Währenddessen geht der Streit um die Bretterbuden auf dem Flüchtlingscamp in eine neue Runde. Seit einigen Tagen haben die Flüchtlinge begonnen, die Zelte auf dem O-Platz durch befestigte Bretterhütten zu ersetzen. Der Senat und der Bezirk Friedrichshain-Kreuzberg schoben sich am Mittwoch gegenseitig die Verantwortung für deren Abbau zu. Innensenator Frank Henkel (CDU) sieht das Bezirksamt in der Pflicht, gegen die „rechtswidrige Nutzung“ des Platzes vorzugehen: „Jede Situation, die sich als verfestigend darstellt, macht einen rechtswidrigen Zustand noch rechtswidriger“, sagte Henkel dem RBB.

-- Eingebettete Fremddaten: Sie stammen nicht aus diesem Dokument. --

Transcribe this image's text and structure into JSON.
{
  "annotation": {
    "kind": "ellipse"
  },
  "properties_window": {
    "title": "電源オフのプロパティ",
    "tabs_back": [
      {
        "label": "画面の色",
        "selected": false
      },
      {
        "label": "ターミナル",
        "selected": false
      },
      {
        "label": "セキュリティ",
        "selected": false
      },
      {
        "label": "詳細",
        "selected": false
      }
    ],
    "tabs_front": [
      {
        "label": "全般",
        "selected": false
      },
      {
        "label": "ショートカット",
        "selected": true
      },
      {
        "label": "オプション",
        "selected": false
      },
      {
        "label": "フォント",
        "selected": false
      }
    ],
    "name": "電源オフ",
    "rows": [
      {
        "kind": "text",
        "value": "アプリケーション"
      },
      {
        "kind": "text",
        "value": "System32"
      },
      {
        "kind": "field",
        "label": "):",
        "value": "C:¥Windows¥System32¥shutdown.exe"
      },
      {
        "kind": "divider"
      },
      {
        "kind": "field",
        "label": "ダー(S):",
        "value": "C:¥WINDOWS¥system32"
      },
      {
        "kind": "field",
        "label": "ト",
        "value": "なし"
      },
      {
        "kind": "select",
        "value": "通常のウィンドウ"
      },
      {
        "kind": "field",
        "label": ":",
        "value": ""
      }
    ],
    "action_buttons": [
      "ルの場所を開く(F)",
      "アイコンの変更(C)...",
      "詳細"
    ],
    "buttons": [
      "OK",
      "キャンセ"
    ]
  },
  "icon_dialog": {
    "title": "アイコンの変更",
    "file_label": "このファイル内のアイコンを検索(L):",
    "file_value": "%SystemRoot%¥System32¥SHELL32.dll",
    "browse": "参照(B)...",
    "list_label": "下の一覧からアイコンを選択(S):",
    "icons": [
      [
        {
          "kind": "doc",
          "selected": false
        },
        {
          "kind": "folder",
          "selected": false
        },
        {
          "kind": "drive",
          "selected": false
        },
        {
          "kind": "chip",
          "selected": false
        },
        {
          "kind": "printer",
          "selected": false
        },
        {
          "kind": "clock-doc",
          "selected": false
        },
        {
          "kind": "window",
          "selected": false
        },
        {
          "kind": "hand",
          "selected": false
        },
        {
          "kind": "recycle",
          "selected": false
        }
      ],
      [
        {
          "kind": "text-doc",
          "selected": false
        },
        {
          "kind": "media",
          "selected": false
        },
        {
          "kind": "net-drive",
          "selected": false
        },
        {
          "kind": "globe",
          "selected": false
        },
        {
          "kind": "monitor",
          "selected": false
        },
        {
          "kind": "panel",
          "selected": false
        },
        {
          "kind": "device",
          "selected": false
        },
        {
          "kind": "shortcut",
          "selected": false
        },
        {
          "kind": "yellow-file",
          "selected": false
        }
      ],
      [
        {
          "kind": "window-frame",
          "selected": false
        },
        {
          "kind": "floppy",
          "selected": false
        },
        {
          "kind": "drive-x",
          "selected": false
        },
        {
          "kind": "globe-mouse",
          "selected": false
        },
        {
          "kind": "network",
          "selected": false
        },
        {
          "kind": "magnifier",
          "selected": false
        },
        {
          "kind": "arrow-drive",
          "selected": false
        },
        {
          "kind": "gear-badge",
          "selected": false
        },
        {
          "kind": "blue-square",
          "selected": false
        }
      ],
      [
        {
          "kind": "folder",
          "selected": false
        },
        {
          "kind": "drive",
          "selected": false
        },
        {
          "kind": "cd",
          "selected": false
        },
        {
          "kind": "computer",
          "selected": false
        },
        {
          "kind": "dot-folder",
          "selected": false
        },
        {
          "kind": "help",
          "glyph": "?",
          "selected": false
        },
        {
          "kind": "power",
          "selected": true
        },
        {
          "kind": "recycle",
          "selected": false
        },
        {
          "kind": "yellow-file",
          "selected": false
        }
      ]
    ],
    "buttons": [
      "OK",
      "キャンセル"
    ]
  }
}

Der Bezirk Friedrichshain-Kreuzberg erklärt sich indes für nicht zuständig, weil Integrationssenatorin Dilek Kolat (SPD) schließlich mit den Flüchtlingen verhandle. Eine Stellungnahme zum Stand der Gespräche lehnte Kolat am Mittwoch ab. Sowohl die Flüchtlinge als auch die Senatorin haben Stillschweigen über den Fortschritt der Gespräche vereinbart.
Unterdessen sollen laut der Grünen-Abgeordneten Bayram die Gespräche gestern fortgesetzt worden sein. Aus der Senatsverwaltung für Integration gab es indes zunächst keine Bestätigung für diesen Termin.
Dass die Flüchtlinge Hütten bauen, zeugt indes nicht gerade von großen Erwartungen in die Verhandlungen. Auf dem Oranienplatz wurde weiter gehämmert: Bisher stehen 25 der recht abenteuerlich aussehenden Bauwerke. Nach eineinhalb Jahren Platzbesetzung seien viele Zelte verschlissen, erklärt der Nigerianer Ahmet, der sich als ein Sprecher der Bewohner ausgibt. „In einer Holzhütte ist es wärmer als im Zelt, und es kann nicht so leicht zerstört werden.“
Vor allem aber: Die Platzbewohner fürchten, dass die wenigen verschlissenen Zelte bald nicht mehr reichen werden für die große Zahl der Oranienplatzbewohner. 72 Bewohner gebe es derzeit, sagt Ahmet. Ende des Monats rechnet er mit 200. Dann nämlich läuft die Frist ab, während deren viele Oranienplatzbesetzer in einem früheren Seniorenheim der Caritas im Wedding und in einem Flüchtlingsheim in Marienfelde über den Winter provisorisch Unterschlupf fanden.
Den Männern und Frauen vom Oranienplatz steht mehrheitlich kein Platz in einem regulären Asylheim zu. Sie sind über Libyen und die italienische Mittelmeerinsel Lampedusa nach Europa gekommen, haben in Italien Asyl beantragt und oft auch erhalten. Dort allerdings gibt es weder Unterkünfte noch sonstige Hilfen. Viele sind nun mit einem Touristenvisum nach Deutschland gekommen. Hier haben sie allerdings keinen Anspruch auf Arbeit oder Sozialleistungen. Darum, so Ahmet, würden sie jetzt Hütten bauen, um auch im April noch eine Bleibe zu haben.
Nerven liegen blank
Die Stimmung auf dem Platz ist unterdessen so schlecht wie selten zuvor. Eineinhalb Jahre Wohnen unter freiem Himmel haben an den Nerven der Flüchtlinge gezehrt. Es gibt Streit um Baumaterial für Hütten. Ein Mann will der taz verbieten, unentgeltlich auf dem O-Platz zu fotografieren. „Wir brauchen das Geld für Essen. Die Zeitungen müssen zahlen“, sagt er. Die taz hatte von einem Streit zwischen Oranienplatzbewohnern und ihren Unterstützern berichtet, ob möglicherweise Spendengelder veruntreut wurden.
Fest steht indes: Offene Baustellen auf dem O-Platz gibt es derzeit genug.